Shockey, a Carmel resident, plans to bring ideas from her experience as an educator of 20 years and her role with Girl Scouts to the planning table.
“I anticipate that while we are going to be thinking about how to impact all Hoosiers, I do feel helping our youth understand the significance of the 19th Amendment will be one of my primary areas of focus,” she said. “If this commission can make it more simplistic for educators, families, communities and Hoosiers to learn more about the suffrage movement and this important milestone, then I think that will make the effort a success.”
She also hopes her role with the Women’s Suffrage Centennial Commission will set an example for young women in the Girl Scouts program.
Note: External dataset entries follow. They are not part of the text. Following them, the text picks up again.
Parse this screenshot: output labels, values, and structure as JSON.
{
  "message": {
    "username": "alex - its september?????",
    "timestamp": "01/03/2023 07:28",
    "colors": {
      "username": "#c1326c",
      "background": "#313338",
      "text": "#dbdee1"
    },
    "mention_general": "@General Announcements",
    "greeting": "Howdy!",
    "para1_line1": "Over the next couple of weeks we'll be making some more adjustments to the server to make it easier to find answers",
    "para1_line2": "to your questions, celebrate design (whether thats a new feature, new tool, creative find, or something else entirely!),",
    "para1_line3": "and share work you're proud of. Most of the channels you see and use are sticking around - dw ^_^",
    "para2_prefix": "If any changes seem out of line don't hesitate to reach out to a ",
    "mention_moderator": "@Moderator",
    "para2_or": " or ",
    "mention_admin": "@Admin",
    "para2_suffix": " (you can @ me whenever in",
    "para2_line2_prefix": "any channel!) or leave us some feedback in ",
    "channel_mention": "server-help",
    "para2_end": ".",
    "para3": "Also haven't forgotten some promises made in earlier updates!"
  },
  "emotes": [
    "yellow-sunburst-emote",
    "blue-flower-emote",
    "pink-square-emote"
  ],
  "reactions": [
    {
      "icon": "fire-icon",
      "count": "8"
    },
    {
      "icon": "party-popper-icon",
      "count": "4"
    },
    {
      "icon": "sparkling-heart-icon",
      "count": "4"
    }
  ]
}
“The Mission of Girl Scouts is to ‘build girls of courage, confidence and character, who make the world a better place,’ and when Girl Scouting was founded in 1912, women in the United States did not even have the right to vote,” Shockey said. “Many of the early Girl Scout leaders were active in the suffrage movement, including Mary Rafter, leader of the first troop established in Washington, D.C., in December 1913. Since that time, civic engagement and taking action has continued to be a core value in our Girl Scout organization.”
Shockey said 72 percent of current female U.S. Senators, more than half of the 106 women currently in the House of Representatives and all female U.S. Secretaries of State in U.S. history are Girl Scout alumnae.
“This commemoration, and perhaps more importantly multifaceted education, of such significant moments in history that benefited women, including the inequities that existed at the passage of the 19th Amendment, are important lessons not only for our Girl Scouts to learn, but all Americans,” she said. “I am proud to be on a commission that will bring emphasis to this and work to create a legacy that elevates the contributions of Hoosier women and men who were instrumental in the process of ratifying the 19th Amendment.”